Cotton is an ancient fibre known for its versatility, natural comfort and performance. Since the pre Christian era, cotton is woven with matchless skill and its fame spread across various countries. Cotton pieces are said to be found in the tombs in Egypt and Peru. Cotton pieces were found in a Mexican cave which is believed to be around 7000 years old. Herodotus has described cotton as tree wool and cotton plants as a wild tree which has fruits of wool. Such is the enthralling virtue of cotton.


Various Retail Applications of Cotton:


Cotton is primarily made into yarns and threads to be used in the manufacture of clothing that constitutes to 60 percent of the cotton consumption. It is also used to make home furnishings like cushions, mattresses etc.

Cotton outputs:


  • Apparels - that are 100 percent cotton and also a fine blend of other fibres.
  • Home textiles - curtains, cushions, draperies, rugs etc.
  • Medical, surgical, and sanitary products.
  • Industrial abrasives.
  • Book bindings.
  • Accessories like handbags, shoes etc.


Various products are made from cotton. 63 percent of the cotton fibres are used in apparel manufacturing, 29 percent in home furnishings, and 8 percent in manufacturing of Industrial products. The fibre that is separated from cotton called lint is used for making fabrics, automobile products, cords etc. The linters obtained from cotton seeds are rich in cellulose. Fibres taken from the cotton plant is used for making paper, cardboard etc. Hull of cotton is used as fertilizer. Cotton is an important fibre for the manufacturing of towels, wash clothes; bath robes etc and contribute to nearly 100 percent of the total market. It is used to manufacture every type of clothing including in-flight space suits, and has a major contribution towards boys and mens clothing with more than 70 percent of the market with jeans, jackets and other garments.


With different finishing process applied to cotton fibres, various special materials are made which are put to different uses. It is effectively used in fishnets, coffee filters, tents and book binding. Fire hoses were earlier made out of cotton. In industrial uses of cotton, grades defined by the US Department of Agriculture are generally accepted as the world standards for cotton fibre quality.


Cottons Influence in the Global Fibre Market:


Cotton always remains a fibre of preference. The most widely used kinds of synthetic fibers are nylon (polyamide), polyester, acrylic, and olefin. Compared with other natural and synthetic fibres, cotton fibres stand second, next to polyester. The growth of polyester fibres was strong and gradual that it actually surpassed cotton during 2003. Still cotton remains many of the customers preference due to its unbeatable virtues of non allergic nature, comfortable wear, cheap and easy availability etc.


Current and Projected Percentage of cotton trend in the Fibres Market



Share of cotton in Global Market:


China is the leading producer of cotton in the world followed by India and U.S. Other important cotton producers are Pakistan, Brazil, Uzbekistan, and Turkey. All cotton producing nations are highly dependent of labor; hence countries with more human density are likely to flourish in this trade.

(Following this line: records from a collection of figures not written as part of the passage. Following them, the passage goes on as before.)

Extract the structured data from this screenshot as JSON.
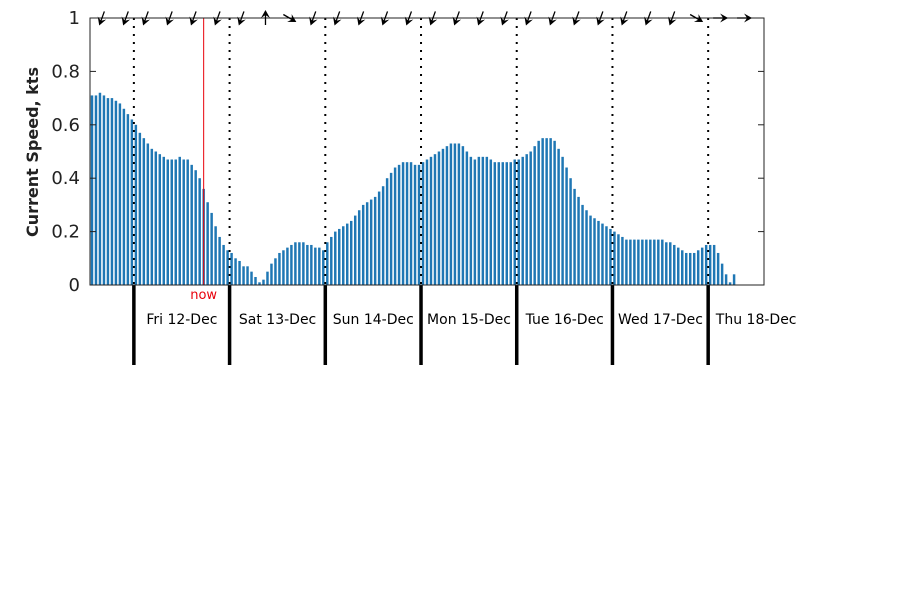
{
  "chart_data": {
    "type": "bar",
    "title": "",
    "xlabel": "",
    "ylabel": "Current Speed, kts",
    "ylim": [
      0,
      1
    ],
    "y_ticks": [
      0,
      0.2,
      0.4,
      0.6,
      0.8,
      1
    ],
    "y_tick_labels": [
      "0",
      "0.2",
      "0.4",
      "0.6",
      "0.8",
      "1"
    ],
    "grid": false,
    "x_unit": "hours",
    "x_start": "Fri 12-Dec 00:00 (approx.)",
    "x_range": [
      -11,
      158
    ],
    "bar_interval_hours": 1,
    "bar_color": "#1f77b4",
    "speeds": [
      0.71,
      0.71,
      0.72,
      0.71,
      0.7,
      0.7,
      0.69,
      0.68,
      0.66,
      0.64,
      0.62,
      0.6,
      0.57,
      0.55,
      0.53,
      0.51,
      0.5,
      0.49,
      0.48,
      0.47,
      0.47,
      0.47,
      0.48,
      0.47,
      0.47,
      0.45,
      0.43,
      0.4,
      0.36,
      0.31,
      0.27,
      0.22,
      0.18,
      0.15,
      0.13,
      0.12,
      0.1,
      0.09,
      0.07,
      0.07,
      0.05,
      0.03,
      0.01,
      0.02,
      0.05,
      0.08,
      0.1,
      0.12,
      0.13,
      0.14,
      0.15,
      0.16,
      0.16,
      0.16,
      0.15,
      0.15,
      0.14,
      0.14,
      0.13,
      0.16,
      0.18,
      0.2,
      0.21,
      0.22,
      0.23,
      0.24,
      0.26,
      0.28,
      0.3,
      0.31,
      0.32,
      0.33,
      0.35,
      0.37,
      0.4,
      0.42,
      0.44,
      0.45,
      0.46,
      0.46,
      0.46,
      0.45,
      0.45,
      0.46,
      0.47,
      0.48,
      0.49,
      0.5,
      0.51,
      0.52,
      0.53,
      0.53,
      0.53,
      0.52,
      0.5,
      0.48,
      0.47,
      0.48,
      0.48,
      0.48,
      0.47,
      0.46,
      0.46,
      0.46,
      0.46,
      0.46,
      0.47,
      0.47,
      0.48,
      0.49,
      0.5,
      0.52,
      0.54,
      0.55,
      0.55,
      0.55,
      0.54,
      0.51,
      0.48,
      0.44,
      0.4,
      0.36,
      0.33,
      0.3,
      0.28,
      0.26,
      0.25,
      0.24,
      0.23,
      0.22,
      0.21,
      0.2,
      0.19,
      0.18,
      0.17,
      0.17,
      0.17,
      0.17,
      0.17,
      0.17,
      0.17,
      0.17,
      0.17,
      0.17,
      0.16,
      0.16,
      0.15,
      0.14,
      0.13,
      0.12,
      0.12,
      0.12,
      0.13,
      0.14,
      0.15,
      0.15,
      0.15,
      0.12,
      0.08,
      0.04,
      0.01,
      0.04
    ],
    "day_boundaries_hours": [
      0,
      24,
      48,
      72,
      96,
      120,
      144
    ],
    "day_labels": [
      "Fri 12-Dec",
      "Sat 13-Dec",
      "Sun 14-Dec",
      "Mon 15-Dec",
      "Tue 16-Dec",
      "Wed 17-Dec",
      "Thu 18-Dec"
    ],
    "now_hour": 17.5,
    "now_label": "now",
    "now_color": "#e8000b",
    "direction_arrows": [
      {
        "hour": -8,
        "heading_deg": 200
      },
      {
        "hour": -2,
        "heading_deg": 200
      },
      {
        "hour": 3,
        "heading_deg": 200
      },
      {
        "hour": 9,
        "heading_deg": 200
      },
      {
        "hour": 15,
        "heading_deg": 200
      },
      {
        "hour": 21,
        "heading_deg": 200
      },
      {
        "hour": 27,
        "heading_deg": 200
      },
      {
        "hour": 33,
        "heading_deg": 0
      },
      {
        "hour": 39,
        "heading_deg": 120
      },
      {
        "hour": 45,
        "heading_deg": 200
      },
      {
        "hour": 51,
        "heading_deg": 200
      },
      {
        "hour": 57,
        "heading_deg": 200
      },
      {
        "hour": 63,
        "heading_deg": 200
      },
      {
        "hour": 69,
        "heading_deg": 200
      },
      {
        "hour": 75,
        "heading_deg": 200
      },
      {
        "hour": 81,
        "heading_deg": 200
      },
      {
        "hour": 87,
        "heading_deg": 200
      },
      {
        "hour": 93,
        "heading_deg": 200
      },
      {
        "hour": 99,
        "heading_deg": 200
      },
      {
        "hour": 105,
        "heading_deg": 200
      },
      {
        "hour": 111,
        "heading_deg": 200
      },
      {
        "hour": 117,
        "heading_deg": 200
      },
      {
        "hour": 123,
        "heading_deg": 200
      },
      {
        "hour": 129,
        "heading_deg": 200
      },
      {
        "hour": 135,
        "heading_deg": 200
      },
      {
        "hour": 141,
        "heading_deg": 120
      },
      {
        "hour": 147,
        "heading_deg": 90
      },
      {
        "hour": 153,
        "heading_deg": 90
      }
    ]
  }
}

Cotton consumption has shifted mainly to developing countries due to the increasing wage level in the developed countries. The major use of cotton is in the textile sector, in which labor force accounts to one sixth of the total production costs. Increased labor costs have minimized or rather eliminated the competition of the developed countries and has shifted the cotton processing to developing countries like Asia and China that have abundant availability of labor. Despite the decreasing share of cotton in the global market, its consumption keeps increasing. This gives a crystal clear indication of both the strength and weakness of cotton.


Greener shade of the cotton segment:


Retailers nowadays are looking for the shade of green in cotton as in provides a two fold benefit to the environment as well as it gives a good profit margin also. Organic cotton, cultivated without using hazardous pesticides and fertilizers is now springing up the retail scenario. Globally consumers now are becoming more and more conscious for environmentally friendly products especially in clothing.


During 2006 the demand for organic cotton was 40,000 metric tons and is expected to grow by 100,000 metric tons in 2008. Estimated organic clothing sales are 2.6 billion USD during 2008 which is a 116 percent of average annual growth rate. A Massachusetts-based association estimates that by 2025, the sale of organic cotton will reach 6 to 7 percent of the total clothing sales in the U.S. India is the largest producer of organic cotton in the world, producing around 15,000 tons annually, in an average.


It is cheaper to produce and also does not cause any soil damage. Several farms in Africa have been adapted by popular global brands, and organic cotton is cultivated in these fields. Currently, organic agriculture is practiced in 120 countries world wide.


The strength of cotton is its ability to absorb and release moisture, readily available, and is relatively cheap. On the contrary, its inconsistency with a long and often complicated process chain comparatively with other synthetic fibres indicate its weakness. Cotton provides employment opportunities to millions of people at various stages of its life time starting from field to fabric with versatile applications. Hence cotton is rightly called the fibre of thousand faces.